Awas! Banyak Perusahaan RI Lagi Diramal Bakal Ambruk
Jakarta, CNBC Indonesia - Akhir-akhir ini sinyal lonceng kematian banyak terjadi di perusahaan manufaktur Indonesia. Hal ini digaungkan karena maraknya pemutusan kontrak pekerja hingga pemutusan hubungan kerja (PHK). Bahkan banyak perusahaan yang tidak mampu lagi bertahan hingga menutup operasionalnya, alias tutup pabrik.
Ekonom Citibank Helmi Arman membenarkan ancaman besar yang sedang melanda industri ini. Kondisi ini tidak lepas dari dampak turunnya permintaan ekspor bagi industri tersebut di kawasan Eropa dan Amerika Serikat (AS) sebagai pasar utama mereka.

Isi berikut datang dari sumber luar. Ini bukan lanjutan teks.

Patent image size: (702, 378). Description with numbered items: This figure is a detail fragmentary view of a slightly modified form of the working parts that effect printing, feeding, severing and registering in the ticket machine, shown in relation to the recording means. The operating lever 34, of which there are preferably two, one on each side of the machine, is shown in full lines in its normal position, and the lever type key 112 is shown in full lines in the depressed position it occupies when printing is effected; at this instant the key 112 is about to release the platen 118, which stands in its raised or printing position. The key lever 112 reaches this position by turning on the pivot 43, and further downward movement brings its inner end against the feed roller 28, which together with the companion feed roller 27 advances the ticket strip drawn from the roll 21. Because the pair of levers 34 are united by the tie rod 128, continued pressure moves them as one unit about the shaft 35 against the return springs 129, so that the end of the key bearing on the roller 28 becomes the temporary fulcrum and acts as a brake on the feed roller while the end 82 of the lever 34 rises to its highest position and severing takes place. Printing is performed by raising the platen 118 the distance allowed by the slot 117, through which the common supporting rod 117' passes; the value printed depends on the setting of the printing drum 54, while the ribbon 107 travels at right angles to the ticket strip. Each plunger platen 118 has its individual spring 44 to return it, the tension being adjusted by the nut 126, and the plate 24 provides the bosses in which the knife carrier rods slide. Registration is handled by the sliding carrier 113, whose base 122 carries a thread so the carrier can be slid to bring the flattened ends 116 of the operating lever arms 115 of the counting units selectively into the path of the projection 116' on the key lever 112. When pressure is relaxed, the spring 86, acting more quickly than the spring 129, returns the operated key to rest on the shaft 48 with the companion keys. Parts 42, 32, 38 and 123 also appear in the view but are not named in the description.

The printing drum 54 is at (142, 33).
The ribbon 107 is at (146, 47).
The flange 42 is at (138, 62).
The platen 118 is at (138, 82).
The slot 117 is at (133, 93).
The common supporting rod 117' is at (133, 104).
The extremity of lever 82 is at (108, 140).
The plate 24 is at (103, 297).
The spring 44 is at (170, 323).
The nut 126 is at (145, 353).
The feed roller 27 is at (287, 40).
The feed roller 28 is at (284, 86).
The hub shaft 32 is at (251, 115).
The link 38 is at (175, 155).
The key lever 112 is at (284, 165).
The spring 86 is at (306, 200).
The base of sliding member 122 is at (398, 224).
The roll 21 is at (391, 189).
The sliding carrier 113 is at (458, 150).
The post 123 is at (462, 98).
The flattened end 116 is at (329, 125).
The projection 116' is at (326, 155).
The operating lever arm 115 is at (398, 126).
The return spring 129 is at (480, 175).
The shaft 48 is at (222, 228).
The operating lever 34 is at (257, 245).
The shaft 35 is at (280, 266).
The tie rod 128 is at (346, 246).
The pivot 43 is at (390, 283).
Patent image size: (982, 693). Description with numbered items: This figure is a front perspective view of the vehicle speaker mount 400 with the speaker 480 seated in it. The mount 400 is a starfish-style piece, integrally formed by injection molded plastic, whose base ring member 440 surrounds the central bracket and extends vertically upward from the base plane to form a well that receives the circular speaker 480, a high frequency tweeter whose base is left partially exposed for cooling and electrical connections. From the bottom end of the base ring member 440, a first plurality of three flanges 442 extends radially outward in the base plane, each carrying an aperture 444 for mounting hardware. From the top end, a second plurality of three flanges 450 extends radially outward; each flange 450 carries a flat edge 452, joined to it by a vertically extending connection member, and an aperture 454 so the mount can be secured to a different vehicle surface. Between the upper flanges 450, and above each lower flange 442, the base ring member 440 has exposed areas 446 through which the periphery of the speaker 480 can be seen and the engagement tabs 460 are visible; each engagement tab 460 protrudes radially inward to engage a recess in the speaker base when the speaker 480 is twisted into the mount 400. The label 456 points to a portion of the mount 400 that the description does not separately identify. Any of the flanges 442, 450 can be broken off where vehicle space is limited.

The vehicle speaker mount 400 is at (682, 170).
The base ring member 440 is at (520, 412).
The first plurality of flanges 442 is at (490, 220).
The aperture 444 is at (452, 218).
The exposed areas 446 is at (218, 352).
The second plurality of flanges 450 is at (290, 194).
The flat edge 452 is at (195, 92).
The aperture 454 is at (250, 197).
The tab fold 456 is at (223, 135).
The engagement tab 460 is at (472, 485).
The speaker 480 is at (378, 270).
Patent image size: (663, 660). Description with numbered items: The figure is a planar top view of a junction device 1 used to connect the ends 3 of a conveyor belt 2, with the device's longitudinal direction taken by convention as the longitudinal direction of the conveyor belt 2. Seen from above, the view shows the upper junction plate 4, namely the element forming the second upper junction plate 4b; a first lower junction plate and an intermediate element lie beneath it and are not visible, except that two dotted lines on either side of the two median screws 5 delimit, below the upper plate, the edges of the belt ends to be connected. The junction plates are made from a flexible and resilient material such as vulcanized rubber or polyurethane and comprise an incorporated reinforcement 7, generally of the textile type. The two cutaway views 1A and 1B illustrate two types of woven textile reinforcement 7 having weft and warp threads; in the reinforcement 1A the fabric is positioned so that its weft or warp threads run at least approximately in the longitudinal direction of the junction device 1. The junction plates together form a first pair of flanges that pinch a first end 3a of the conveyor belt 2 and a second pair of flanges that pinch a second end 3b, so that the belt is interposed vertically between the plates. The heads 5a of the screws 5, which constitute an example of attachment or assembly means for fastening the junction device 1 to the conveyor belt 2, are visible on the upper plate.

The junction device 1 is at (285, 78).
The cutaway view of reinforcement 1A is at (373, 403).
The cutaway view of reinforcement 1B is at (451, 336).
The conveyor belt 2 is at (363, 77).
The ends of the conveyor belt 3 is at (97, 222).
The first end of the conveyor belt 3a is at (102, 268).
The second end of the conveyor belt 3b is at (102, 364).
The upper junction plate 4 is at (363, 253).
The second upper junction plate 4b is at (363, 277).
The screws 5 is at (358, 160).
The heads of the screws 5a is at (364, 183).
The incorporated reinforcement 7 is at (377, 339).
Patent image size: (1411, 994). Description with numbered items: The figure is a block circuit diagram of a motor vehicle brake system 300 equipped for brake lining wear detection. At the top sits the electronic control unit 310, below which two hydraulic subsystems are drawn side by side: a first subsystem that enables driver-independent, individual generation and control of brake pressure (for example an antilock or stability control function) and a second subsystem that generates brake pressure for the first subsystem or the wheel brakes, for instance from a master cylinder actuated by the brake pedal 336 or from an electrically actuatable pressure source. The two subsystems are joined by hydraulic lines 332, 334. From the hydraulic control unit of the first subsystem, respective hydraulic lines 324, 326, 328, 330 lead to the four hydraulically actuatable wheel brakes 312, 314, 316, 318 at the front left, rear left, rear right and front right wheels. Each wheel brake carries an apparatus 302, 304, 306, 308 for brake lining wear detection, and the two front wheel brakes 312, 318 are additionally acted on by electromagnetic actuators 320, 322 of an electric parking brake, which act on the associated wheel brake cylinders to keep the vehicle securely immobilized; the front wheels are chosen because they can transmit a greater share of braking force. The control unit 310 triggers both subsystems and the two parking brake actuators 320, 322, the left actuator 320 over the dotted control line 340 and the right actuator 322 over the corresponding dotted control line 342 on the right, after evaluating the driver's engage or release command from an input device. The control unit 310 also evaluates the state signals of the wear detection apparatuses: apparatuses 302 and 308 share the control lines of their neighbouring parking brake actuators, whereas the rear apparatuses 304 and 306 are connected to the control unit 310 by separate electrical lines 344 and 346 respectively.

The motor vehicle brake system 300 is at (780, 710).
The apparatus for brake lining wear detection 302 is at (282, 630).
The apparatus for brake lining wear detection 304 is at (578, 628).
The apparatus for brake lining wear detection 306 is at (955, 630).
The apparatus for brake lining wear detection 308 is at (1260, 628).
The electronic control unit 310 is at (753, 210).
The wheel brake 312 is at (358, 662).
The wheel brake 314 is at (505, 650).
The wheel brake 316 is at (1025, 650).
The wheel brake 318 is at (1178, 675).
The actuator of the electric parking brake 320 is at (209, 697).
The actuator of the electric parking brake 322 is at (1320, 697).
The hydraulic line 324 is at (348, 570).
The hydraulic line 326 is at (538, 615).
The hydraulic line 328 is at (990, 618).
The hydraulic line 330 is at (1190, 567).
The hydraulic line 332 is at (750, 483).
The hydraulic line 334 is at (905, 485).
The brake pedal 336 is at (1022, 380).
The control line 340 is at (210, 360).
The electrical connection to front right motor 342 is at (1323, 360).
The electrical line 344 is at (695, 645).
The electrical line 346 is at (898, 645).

"Memang bagi industri-industri kita yang di luar komoditi yaitu industri-industri manufaktur, industri-industri yang mengekspor banyak ke Eropa dan AS ini akan menghadapi tantangan yang lebih berat," ungkapnya pada kegiatan Konferensi Pers Citi Indonesia, Kamis (10/11/2022).
Lebih lanjut ia menambahkan apabila tidak ingin ikut ambruk seperti perusahaan manufaktur lainnya, perusahaan tersebut perlu menciptakan pasar baru di luar Eropa dan Amerika Serikat (AS) agar mampu bertahan di tengah menurunnya kondisi perekonomian di dua wilayah tersebut.
"Mengenai industri-industri yang banyak mengekspor ke Amerika dan Eropa, itu industri seperti pakaian jadi, sepatu, dan mebel ini yang sepertinya harus berusaha mengalihkan ke pasar lain. Kalau di tahun depan terjadi penurunan ini menurunkan konsumsi Eropa dan Amerika sehingga menurunkan demandnya untuk ekspor-ekspor semacam ini," jelasnya.
Perlambatan ekonomi di negara-negara tujuan ekspor dipengaruhi geopolitik dan perang di kawasan Ukraina yang memicu tekanan inflasi yang tinggi. Selain itu kenaikan suku bunga AS diperkirakan lebih tinggi dengan siklus lebih panjang. Hal ini menyebabkan konsumen lebih mengutamakan belanja energi maupun bahan makanan. Menurut Helmi ini menjadi peluang Indonesia untuk menjadikan komoditas energi sebagai bantalan ekonomi ke depan.
"Dengan outlook global yang cukup menantang ini bagi Indonesia tentunya industri-industri tertentu juga menghadapi tantangan, tapi bantalan dari sisi ekspor Indonesia masih cukup karena besarnya porsi ekspor komoditas mentahnya, seperti misalkan batu bara," jelasnya dengan nada optimis.
Lebih lanjut, Helmi memprediksi batu bara akan mengalami permintaan yang cukup tinggi karena adanya perpindahan energi dari gas ke batu bara yang terjadi di Eropa.
"Kami memperkirakan batu bara ini bisa jadi bantalan tahun depan karena harga dari batu bara walaupun menurun dari tahun ini tapi jauh lebih tinggi levelnya dibandingkan 2021. Kami memperkirakan ini karena di Eropa sedang terjadi keketatan suplai gas, sehingga banyak negara yang berpindah energi dari gas ke batu bara yang ini akan menahan harga batu bara dunia tetap tinggi," jelasnya.